Plus récemment, le parti a mis l'accent sur la nécessité d'une lutte contre l'évasion fiscale en Europe en organisant un "Finance tour" pour dénoncer les abus de la finance. A cet égard, EELV souhaite que les produits de la taxe sur les transactions financières servent à financer le budget européen, et que l'Union bancaire, gage de protection des citoyens, soit achevée. Le parti rejoint également la lutte contre l'austérité qui est au cœur de la campagne socialiste et de la gauche radicale.

La neutralité du net et la protection des données personnelles est un autre thème occupant une place importante au sein du programme écologiste. A cet égard, les Verts militent la création d'une charte européenne des droits numériques.

Portrait de deux candidats : Clarisse Heusquin et Yannick Jadot

Actuellement fort de 16 eurodéputés français au sein des 58 membres du groupe Les Verts – Alliance libre européenne (ALE) au Parlement européen, EELV espère obtenir autant d'élus qu'en 2009. Mais les rêves de score à deux chiffres se heurtent à la réalité nationale, alors que le parti a refusé de participer au gouvernement Valls.

L'unité européenne et le profond ancrage démocratique des écologistes se sont illustrés lors de primaires qui ont été organisées à partir de novembre et qui ont permis de désigner les candidats à la présidence de la Commission européenne, Ska Keller et José Bové. Les Verts ont d’ailleurs été le seul groupe à avoir poussé le respect de la parité homme/femme au point de nommer un binôme pour les représenter dans la course à la présidence de la Commission. Depuis, José Bové s’est retiré au profit de sa jeune collègue allemande.



Clarisse Heusquin, jeune diplômée, est tête de liste EELV pour la région Centre-Massif Central

Clarisse Heusquin représente la nouvelle génération arrivée au sein du parti. Cadette des candidats EELV, elle mène la liste dans la circonscription du Massif central-Centre – réputée pour être une des plus ardues pour EELV – après avoir été élue par les militants.

Entrée en politique après des études de droit et de sciences politiques, son dynamisme est salué.

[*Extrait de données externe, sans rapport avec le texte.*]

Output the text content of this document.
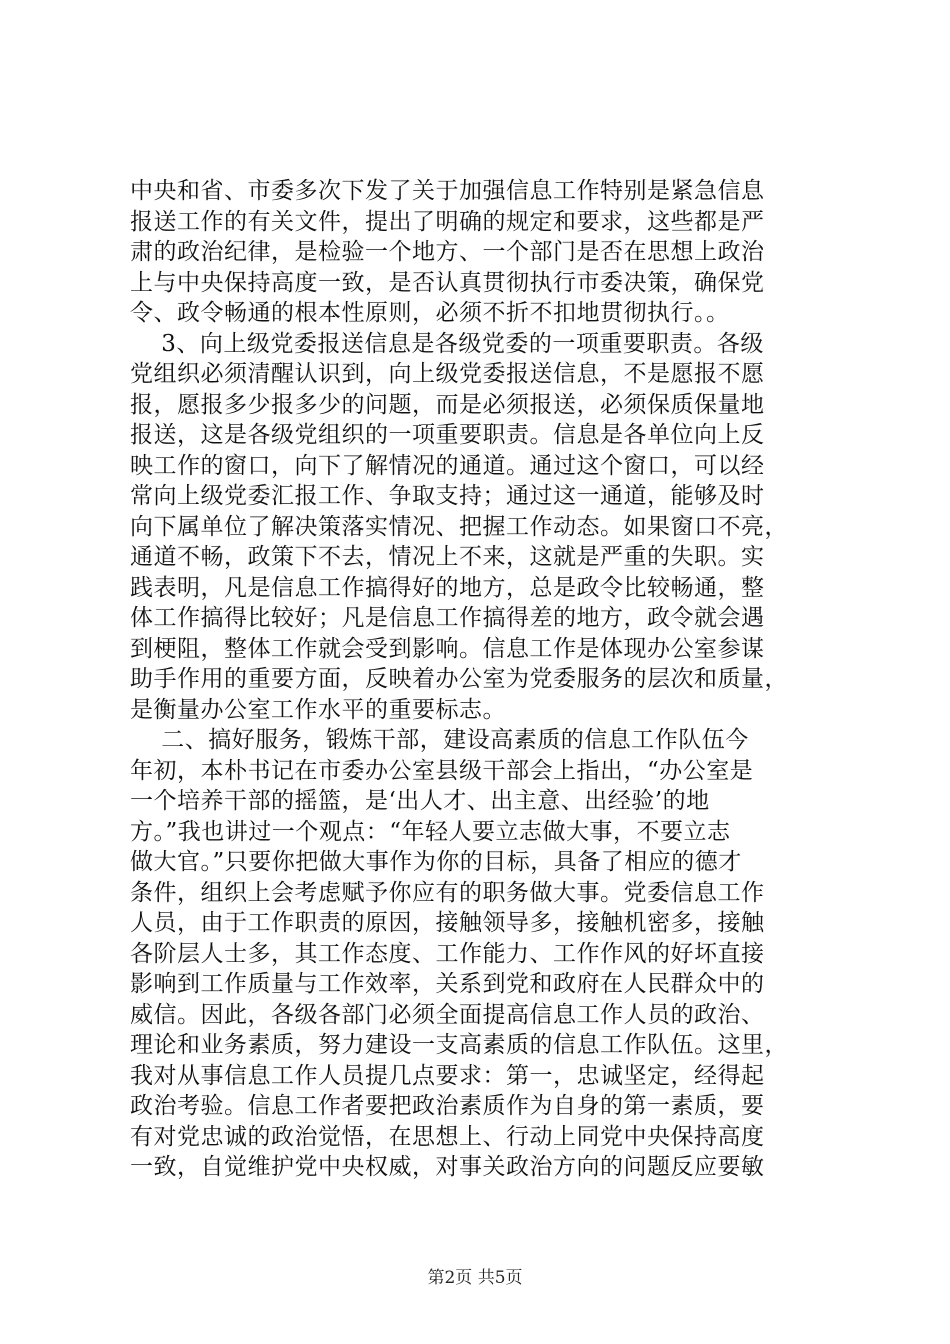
中央和省、市委多次下发了关于加强信息工作特别是紧急信息
报送工作的有关文件，提出了明确的规定和要求，这些都是严
肃的政治纪律，是检验一个地方、一个部门是否在思想上政治
上与中央保持高度一致，是否认真贯彻执行市委决策，确保党
令、政令畅通的根本性原则，必须不折不扣地贯彻执行。。
3、向上级党委报送信息是各级党委的一项重要职责。各级
党组织必须清醒认识到，向上级党委报送信息，不是愿报不愿
报，愿报多少报多少的问题，而是必须报送，必须保质保量地
报送，这是各级党组织的一项重要职责。信息是各单位向上反
映工作的窗口，向下了解情况的通道。通过这个窗口，可以经
常向上级党委汇报工作、争取支持；通过这一通道，能够及时
向下属单位了解决策落实情况、把握工作动态。如果窗口不亮，
通道不畅，政策下不去，情况上不来，这就是严重的失职。实
践表明，凡是信息工作搞得好的地方，总是政令比较畅通，整
体工作搞得比较好；凡是信息工作搞得差的地方，政令就会遇
到梗阻，整体工作就会受到影响。信息工作是体现办公室参谋
助手作用的重要方面，反映着办公室为党委服务的层次和质量，
是衡量办公室工作水平的重要标志。
二、搞好服务，锻炼干部，建设高素质的信息工作队伍今
年初，本朴书记在市委办公室县级干部会上指出，“办公室是
一个培养干部的摇篮，是‘出人才、出主意、出经验’的地
方。”我也讲过一个观点：“年轻人要立志做大事，不要立志
做大官。”只要你把做大事作为你的目标，具备了相应的德才
条件，组织上会考虑赋予你应有的职务做大事。党委信息工作
人员，由于工作职责的原因，接触领导多，接触机密多，接触
各阶层人士多，其工作态度、工作能力、工作作风的好坏直接
影响到工作质量与工作效率，关系到党和政府在人民群众中的
威信。因此，各级各部门必须全面提高信息工作人员的政治、
理论和业务素质，努力建设一支高素质的信息工作队伍。这里，
我对从事信息工作人员提几点要求：第一，忠诚坚定，经得起
政治考验。信息工作者要把政治素质作为自身的第一素质，要
有对党忠诚的政治觉悟，在思想上、行动上同党中央保持高度
一致，自觉维护党中央权威，对事关政治方向的问题反应要敏
第2页 共5页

Dans la campagne qu'elle mène, elle donne la priorité à l'Europe sociale et la transition énergétique en appelant de ses vœux un changement de valeurs sociétales.



Yannick Jadot, eurodéputé sortant, est tête de liste EELV dans le grand Ouest

Très impliqué notamment dans le dossier du projet de partenariat transatlantique (TTIP) – étant vice-président de la commission parlementaire du commerce international –, Yannick Jadot (tête de liste dans l'Ouest) a été élu en 2009 dans la même circonscription.

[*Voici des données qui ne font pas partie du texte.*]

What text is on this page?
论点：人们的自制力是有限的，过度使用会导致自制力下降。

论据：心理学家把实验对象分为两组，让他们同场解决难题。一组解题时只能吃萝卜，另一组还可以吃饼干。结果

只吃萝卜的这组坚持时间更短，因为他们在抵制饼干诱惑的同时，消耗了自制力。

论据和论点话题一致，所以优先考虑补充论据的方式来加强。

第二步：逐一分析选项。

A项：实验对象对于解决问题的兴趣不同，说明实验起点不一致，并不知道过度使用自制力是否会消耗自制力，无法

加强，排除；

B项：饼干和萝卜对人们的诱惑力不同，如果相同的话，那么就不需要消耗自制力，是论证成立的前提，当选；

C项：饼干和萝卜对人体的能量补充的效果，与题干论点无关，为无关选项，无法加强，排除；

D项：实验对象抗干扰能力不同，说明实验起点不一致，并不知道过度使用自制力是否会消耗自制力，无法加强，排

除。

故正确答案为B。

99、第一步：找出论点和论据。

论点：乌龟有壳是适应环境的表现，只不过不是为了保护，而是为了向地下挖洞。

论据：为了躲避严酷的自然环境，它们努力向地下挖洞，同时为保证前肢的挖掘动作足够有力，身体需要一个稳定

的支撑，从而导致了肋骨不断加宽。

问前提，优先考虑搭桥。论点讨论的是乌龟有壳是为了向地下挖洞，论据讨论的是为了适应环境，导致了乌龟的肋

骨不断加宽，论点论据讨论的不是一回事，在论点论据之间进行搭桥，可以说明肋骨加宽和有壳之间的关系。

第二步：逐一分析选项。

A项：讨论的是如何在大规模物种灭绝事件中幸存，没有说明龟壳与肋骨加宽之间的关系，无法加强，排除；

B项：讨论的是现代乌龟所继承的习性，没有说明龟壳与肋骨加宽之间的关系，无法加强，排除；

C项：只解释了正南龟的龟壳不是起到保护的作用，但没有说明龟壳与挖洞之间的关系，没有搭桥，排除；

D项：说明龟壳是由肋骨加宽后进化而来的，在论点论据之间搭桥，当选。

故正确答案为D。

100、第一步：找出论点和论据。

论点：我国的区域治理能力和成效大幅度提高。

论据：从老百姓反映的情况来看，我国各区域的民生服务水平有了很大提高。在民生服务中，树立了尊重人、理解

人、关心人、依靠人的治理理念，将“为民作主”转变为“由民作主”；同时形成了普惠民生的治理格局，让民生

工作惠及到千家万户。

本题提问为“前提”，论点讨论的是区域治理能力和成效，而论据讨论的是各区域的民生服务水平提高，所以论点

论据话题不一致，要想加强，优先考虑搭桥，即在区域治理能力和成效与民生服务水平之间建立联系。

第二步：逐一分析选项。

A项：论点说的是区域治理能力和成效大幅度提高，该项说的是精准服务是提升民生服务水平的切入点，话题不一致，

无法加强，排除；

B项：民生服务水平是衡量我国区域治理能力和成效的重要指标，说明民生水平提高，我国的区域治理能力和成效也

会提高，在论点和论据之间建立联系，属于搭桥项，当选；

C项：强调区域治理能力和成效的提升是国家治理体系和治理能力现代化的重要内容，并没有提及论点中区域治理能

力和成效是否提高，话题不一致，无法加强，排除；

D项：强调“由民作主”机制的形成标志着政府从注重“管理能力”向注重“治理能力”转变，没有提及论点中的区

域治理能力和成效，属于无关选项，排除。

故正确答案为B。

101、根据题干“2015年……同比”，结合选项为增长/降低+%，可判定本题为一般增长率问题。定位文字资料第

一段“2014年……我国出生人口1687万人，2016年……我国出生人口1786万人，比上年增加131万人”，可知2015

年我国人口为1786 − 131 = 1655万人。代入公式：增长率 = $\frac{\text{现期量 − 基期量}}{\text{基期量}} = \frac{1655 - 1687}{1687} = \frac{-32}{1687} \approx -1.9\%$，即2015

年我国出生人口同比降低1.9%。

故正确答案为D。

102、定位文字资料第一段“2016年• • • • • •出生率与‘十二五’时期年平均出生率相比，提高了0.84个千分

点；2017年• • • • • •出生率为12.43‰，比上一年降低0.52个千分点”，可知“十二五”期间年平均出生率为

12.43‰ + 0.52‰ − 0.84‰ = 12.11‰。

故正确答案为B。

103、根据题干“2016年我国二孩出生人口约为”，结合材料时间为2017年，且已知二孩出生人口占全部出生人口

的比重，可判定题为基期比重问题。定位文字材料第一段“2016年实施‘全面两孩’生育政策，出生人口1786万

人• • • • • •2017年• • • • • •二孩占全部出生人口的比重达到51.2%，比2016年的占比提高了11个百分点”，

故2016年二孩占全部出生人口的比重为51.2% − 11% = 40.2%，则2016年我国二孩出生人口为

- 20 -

Sa liste avait alors recueilli 16,64% des voix, créant la surprise. A l’image de Clarisse Heusquin, il incarne la capacité du parti à faire émerger de jeunes figures aux profils divers. Anciennement en poste chez Greenpeace, il milite activement pour une politique industrielle européenne intégrée. Protégé de Daniel Cohn-Bendit, il milite pour la constitution des "Etats-Unis d'Europe" et contribue activement à la campagne en tant que porte-parole alors que les électeurs indécis sont encore nombreux.